As for a time frame, dismantling a chemical weapons program is not something that can be done quickly.
"People have been talking about this happening ASAP. Well we're not even talking months here, we're talking years," Esfandiary said.
In 2004, Libya announced it would give up its WMDs but by 2011 only half of its stockpiles of mustard gas had been destroyed, she noted.
Walker said the U.S has been destroying its own chemical weapons stockpiles for the past 23 years, and the process continues.
Need to do challenge inspections
Bruce Bennett, a senior defence analyst with RAND corporation, a global policy think tank, said for inspectors to have any confidence, "they're going to need to be able to do challenge inspections and be able to say: 'We just got some information that point X may have chemicals and we need to go look.' They're going to be doing that for years."
And in the end, how would the international community know that all the weapons are contained?
"It's pretty simple.

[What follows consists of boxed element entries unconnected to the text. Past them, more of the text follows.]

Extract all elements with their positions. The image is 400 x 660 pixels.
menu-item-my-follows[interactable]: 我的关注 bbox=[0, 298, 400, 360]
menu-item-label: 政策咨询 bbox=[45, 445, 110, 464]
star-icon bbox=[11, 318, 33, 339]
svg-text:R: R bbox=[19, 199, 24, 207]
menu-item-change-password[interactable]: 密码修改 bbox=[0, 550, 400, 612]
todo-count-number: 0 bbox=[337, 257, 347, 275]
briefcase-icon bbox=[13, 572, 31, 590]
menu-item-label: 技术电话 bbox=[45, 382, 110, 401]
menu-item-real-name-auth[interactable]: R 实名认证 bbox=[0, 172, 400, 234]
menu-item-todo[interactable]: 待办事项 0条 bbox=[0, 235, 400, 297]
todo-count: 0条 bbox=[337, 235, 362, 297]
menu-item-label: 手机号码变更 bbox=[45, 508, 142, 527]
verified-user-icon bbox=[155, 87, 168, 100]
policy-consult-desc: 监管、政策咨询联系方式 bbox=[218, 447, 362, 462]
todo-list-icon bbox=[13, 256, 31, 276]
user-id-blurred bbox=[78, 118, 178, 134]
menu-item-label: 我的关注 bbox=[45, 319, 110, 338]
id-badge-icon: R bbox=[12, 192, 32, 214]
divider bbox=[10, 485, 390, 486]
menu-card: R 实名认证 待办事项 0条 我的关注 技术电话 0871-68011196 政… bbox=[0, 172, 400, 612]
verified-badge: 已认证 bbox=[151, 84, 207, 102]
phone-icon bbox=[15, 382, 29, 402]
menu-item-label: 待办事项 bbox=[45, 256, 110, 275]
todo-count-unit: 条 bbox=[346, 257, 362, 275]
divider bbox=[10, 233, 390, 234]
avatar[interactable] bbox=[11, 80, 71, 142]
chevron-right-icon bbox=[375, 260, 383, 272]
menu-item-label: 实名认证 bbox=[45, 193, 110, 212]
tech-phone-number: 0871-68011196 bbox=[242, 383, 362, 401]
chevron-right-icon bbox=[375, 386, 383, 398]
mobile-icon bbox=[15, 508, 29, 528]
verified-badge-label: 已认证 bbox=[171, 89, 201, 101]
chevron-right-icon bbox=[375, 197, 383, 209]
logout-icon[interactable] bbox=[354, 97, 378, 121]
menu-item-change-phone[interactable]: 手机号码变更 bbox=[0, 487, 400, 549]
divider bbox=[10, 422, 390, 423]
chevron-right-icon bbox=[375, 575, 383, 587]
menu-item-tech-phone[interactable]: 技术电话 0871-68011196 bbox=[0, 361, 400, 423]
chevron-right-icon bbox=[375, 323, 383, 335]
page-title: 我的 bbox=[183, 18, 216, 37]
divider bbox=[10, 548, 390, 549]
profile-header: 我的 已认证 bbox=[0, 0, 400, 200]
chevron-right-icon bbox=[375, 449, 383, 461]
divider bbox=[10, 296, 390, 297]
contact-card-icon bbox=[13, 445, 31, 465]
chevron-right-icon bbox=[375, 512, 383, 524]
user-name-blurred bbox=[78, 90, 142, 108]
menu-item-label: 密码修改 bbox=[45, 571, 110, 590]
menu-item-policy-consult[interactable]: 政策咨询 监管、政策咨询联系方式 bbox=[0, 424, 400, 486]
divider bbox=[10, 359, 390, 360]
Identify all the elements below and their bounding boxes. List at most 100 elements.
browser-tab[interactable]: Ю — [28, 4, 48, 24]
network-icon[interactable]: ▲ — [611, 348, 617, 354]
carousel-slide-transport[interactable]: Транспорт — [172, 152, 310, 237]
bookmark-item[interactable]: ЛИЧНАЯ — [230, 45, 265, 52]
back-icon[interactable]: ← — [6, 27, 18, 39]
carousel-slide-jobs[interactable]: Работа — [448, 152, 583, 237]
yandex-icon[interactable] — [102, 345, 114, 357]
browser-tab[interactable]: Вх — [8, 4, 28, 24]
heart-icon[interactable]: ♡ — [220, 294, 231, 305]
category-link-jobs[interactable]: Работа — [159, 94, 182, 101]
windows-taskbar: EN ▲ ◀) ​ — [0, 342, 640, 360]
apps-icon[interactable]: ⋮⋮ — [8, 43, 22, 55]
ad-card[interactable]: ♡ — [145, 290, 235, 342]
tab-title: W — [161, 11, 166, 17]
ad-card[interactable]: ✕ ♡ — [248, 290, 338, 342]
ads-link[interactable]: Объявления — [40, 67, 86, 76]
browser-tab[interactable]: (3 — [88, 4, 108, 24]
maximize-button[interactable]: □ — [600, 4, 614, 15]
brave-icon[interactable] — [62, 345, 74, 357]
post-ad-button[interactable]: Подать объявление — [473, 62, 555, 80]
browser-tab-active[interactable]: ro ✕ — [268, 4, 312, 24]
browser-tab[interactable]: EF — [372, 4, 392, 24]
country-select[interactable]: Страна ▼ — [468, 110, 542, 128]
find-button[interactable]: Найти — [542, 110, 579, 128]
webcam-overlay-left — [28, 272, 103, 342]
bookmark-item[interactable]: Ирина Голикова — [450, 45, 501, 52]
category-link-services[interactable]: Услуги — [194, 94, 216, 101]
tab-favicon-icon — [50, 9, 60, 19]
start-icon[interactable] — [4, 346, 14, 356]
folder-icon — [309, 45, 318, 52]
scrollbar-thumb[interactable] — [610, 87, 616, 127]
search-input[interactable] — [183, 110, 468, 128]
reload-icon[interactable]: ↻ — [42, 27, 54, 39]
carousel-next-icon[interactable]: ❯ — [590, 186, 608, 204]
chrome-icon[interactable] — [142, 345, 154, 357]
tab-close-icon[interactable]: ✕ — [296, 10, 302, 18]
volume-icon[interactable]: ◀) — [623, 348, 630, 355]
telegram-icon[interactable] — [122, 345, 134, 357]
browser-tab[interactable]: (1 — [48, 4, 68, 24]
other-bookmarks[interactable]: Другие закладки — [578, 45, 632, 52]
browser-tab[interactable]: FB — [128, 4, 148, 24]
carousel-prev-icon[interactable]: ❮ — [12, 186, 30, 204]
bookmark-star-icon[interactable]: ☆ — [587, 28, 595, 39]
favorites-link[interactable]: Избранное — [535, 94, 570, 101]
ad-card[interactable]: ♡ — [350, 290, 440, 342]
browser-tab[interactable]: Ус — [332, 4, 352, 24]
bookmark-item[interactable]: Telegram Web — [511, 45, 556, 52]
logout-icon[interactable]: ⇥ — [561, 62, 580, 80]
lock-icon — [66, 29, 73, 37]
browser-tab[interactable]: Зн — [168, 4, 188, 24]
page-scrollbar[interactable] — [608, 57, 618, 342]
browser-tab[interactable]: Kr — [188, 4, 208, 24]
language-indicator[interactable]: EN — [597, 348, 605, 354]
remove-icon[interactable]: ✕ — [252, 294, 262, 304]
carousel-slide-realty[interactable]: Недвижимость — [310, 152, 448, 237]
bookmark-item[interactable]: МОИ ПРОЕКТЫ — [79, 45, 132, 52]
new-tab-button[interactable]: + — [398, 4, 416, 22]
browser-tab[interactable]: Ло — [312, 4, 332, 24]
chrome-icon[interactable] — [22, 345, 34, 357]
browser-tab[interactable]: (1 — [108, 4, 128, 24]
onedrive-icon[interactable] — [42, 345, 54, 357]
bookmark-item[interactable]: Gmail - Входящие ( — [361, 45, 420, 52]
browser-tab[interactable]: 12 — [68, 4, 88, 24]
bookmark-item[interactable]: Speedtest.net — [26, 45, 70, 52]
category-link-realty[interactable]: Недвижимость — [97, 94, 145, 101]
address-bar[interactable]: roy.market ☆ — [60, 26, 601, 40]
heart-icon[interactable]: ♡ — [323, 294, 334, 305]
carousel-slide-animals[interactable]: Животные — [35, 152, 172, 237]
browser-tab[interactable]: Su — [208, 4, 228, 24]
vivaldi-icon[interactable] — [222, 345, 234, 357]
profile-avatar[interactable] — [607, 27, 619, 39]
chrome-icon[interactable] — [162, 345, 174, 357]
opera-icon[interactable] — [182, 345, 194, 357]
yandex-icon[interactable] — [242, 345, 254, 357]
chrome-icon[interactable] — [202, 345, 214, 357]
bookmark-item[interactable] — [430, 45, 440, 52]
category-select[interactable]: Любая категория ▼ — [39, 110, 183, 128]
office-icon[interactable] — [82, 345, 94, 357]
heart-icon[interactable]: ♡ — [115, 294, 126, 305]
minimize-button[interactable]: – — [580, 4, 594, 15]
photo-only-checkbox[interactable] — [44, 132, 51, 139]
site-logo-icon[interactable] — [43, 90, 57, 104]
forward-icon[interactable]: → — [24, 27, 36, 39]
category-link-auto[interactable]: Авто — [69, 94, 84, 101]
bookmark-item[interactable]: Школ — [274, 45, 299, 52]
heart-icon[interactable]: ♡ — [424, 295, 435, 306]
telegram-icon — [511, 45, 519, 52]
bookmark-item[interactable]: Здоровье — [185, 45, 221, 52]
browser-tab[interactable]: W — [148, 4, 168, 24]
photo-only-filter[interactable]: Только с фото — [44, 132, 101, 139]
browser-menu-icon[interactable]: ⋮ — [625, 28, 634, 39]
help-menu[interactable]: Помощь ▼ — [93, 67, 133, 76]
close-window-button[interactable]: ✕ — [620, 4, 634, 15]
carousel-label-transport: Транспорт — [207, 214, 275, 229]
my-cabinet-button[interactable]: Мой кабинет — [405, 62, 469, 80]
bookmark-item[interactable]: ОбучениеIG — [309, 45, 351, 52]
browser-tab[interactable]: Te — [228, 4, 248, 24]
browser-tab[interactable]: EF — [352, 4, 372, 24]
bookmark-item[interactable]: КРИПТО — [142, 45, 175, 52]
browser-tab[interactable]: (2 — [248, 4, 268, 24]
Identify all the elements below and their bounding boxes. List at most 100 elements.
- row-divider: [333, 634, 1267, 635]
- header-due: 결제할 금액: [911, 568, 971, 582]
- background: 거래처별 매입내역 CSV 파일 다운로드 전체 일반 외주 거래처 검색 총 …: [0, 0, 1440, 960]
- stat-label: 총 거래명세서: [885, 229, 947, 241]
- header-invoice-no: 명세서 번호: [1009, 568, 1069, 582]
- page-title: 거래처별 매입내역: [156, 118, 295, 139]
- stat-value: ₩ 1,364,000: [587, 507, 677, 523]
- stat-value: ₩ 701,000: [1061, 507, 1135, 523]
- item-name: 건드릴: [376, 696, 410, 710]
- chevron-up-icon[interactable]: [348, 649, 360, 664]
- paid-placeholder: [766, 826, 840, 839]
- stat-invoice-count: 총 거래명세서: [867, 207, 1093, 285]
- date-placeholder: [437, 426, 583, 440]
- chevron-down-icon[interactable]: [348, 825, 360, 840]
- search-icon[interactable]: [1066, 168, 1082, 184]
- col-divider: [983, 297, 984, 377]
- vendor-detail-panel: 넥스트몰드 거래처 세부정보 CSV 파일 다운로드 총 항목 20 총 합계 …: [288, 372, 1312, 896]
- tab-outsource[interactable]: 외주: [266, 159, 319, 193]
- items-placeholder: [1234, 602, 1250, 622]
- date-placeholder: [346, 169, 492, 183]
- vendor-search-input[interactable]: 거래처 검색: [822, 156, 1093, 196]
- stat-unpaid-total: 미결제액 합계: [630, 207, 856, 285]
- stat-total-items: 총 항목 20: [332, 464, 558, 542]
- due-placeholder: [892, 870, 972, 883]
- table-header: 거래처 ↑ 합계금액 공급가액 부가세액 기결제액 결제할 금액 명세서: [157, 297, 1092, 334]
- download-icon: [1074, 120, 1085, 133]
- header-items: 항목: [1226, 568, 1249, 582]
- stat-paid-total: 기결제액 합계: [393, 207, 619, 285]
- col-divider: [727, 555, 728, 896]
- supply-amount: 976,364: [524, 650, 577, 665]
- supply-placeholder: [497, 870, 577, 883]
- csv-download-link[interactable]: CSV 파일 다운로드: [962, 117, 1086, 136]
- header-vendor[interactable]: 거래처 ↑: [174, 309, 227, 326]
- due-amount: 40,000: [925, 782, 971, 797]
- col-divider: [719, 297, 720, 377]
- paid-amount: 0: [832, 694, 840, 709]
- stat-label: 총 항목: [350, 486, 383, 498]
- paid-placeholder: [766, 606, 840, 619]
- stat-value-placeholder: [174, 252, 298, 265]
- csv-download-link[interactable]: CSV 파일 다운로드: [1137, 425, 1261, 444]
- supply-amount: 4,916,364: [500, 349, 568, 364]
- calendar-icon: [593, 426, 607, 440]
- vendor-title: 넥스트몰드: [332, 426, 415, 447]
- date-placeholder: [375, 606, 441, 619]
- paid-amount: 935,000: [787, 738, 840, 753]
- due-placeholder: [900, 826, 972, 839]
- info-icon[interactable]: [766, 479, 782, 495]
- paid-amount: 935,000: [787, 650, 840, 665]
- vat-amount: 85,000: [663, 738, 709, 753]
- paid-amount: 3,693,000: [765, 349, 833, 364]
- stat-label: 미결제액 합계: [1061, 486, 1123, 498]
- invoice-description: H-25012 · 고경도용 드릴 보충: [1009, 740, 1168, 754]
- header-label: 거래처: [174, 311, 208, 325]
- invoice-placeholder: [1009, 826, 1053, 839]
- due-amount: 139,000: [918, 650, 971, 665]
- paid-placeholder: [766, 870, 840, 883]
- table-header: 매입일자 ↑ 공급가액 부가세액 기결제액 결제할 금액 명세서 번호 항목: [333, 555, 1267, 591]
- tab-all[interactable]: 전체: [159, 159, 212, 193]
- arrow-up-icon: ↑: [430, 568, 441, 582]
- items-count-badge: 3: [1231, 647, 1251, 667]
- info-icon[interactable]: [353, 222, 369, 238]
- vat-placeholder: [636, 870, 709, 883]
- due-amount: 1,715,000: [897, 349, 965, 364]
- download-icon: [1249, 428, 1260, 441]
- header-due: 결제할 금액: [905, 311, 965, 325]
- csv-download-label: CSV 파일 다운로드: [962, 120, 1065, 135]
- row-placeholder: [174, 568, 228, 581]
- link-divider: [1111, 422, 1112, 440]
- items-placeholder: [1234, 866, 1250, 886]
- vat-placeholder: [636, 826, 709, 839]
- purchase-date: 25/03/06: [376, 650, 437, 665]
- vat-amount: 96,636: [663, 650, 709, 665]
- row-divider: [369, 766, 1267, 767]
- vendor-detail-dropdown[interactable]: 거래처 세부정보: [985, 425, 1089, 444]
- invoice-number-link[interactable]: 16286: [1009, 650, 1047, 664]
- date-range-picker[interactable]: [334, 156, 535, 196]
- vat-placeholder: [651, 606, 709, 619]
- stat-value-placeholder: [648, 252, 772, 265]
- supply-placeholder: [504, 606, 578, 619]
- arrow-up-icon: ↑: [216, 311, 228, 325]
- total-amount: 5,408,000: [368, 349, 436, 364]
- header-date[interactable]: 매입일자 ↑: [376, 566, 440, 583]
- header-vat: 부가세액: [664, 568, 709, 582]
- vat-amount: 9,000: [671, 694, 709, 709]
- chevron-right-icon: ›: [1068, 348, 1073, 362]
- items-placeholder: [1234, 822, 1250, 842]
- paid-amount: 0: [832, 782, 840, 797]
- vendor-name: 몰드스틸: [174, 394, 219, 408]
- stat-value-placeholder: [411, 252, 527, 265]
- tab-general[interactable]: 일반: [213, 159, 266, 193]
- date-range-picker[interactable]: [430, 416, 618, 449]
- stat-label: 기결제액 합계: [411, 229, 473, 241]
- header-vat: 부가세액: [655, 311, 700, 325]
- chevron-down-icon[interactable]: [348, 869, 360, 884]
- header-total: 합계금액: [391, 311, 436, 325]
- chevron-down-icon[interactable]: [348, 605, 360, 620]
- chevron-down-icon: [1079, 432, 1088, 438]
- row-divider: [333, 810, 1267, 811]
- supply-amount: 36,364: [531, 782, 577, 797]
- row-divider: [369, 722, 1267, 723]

We don't. We have to trust [Assad]," Esfandiary said. "The inspectors go in and they check everything but the inspectors only have access to what they're given access to. They are allowed to check out the sites that he declares.
"Syria's a pretty big country. [The inspectors] can take a map and go and see if they can discover anything else. But short of that and unless they have a significant tip from a Western intelligence organization, it will be difficult for them to uncover stockpiles that haven't been declared or that are deliberately being hidden."
As the diplomatic process drags on, Assad could be altering the documentation of the program to make it look like only 200 tonnes of chemicals were produced when in fact 600 or 1,200 tonnes may have been produced, Bennett said.
"Initially, Assad is most likely to send people to places where there’s one 55 gallon drum of chemicals or something like that, where he's not showing much of anything and probably claiming that 'well, that's much of what I've got' while hiding a bunch of other things," Bennett said.
But both Esfandiary and Bennett said that despite all the challenges, it's still a plan worthy to pursue.
"We’re dealing with trying to find the least miserable option. There aren’t any good options here," Bennett said. "And as difficult as this might be, if Syria at least does a fairly modest job by abiding by the proposal, that’s probably better than what we can be secure doing with an attack."
Esfandiary added she is very skeptical about this plan and the likelihood of it being implemented in such a way that would be useful to the international community.
"Having said that, if the international community finds itself in a situation where it's able to degrade even a small portion of Syria's chemical weapons capability then surely it's a risk worth taking."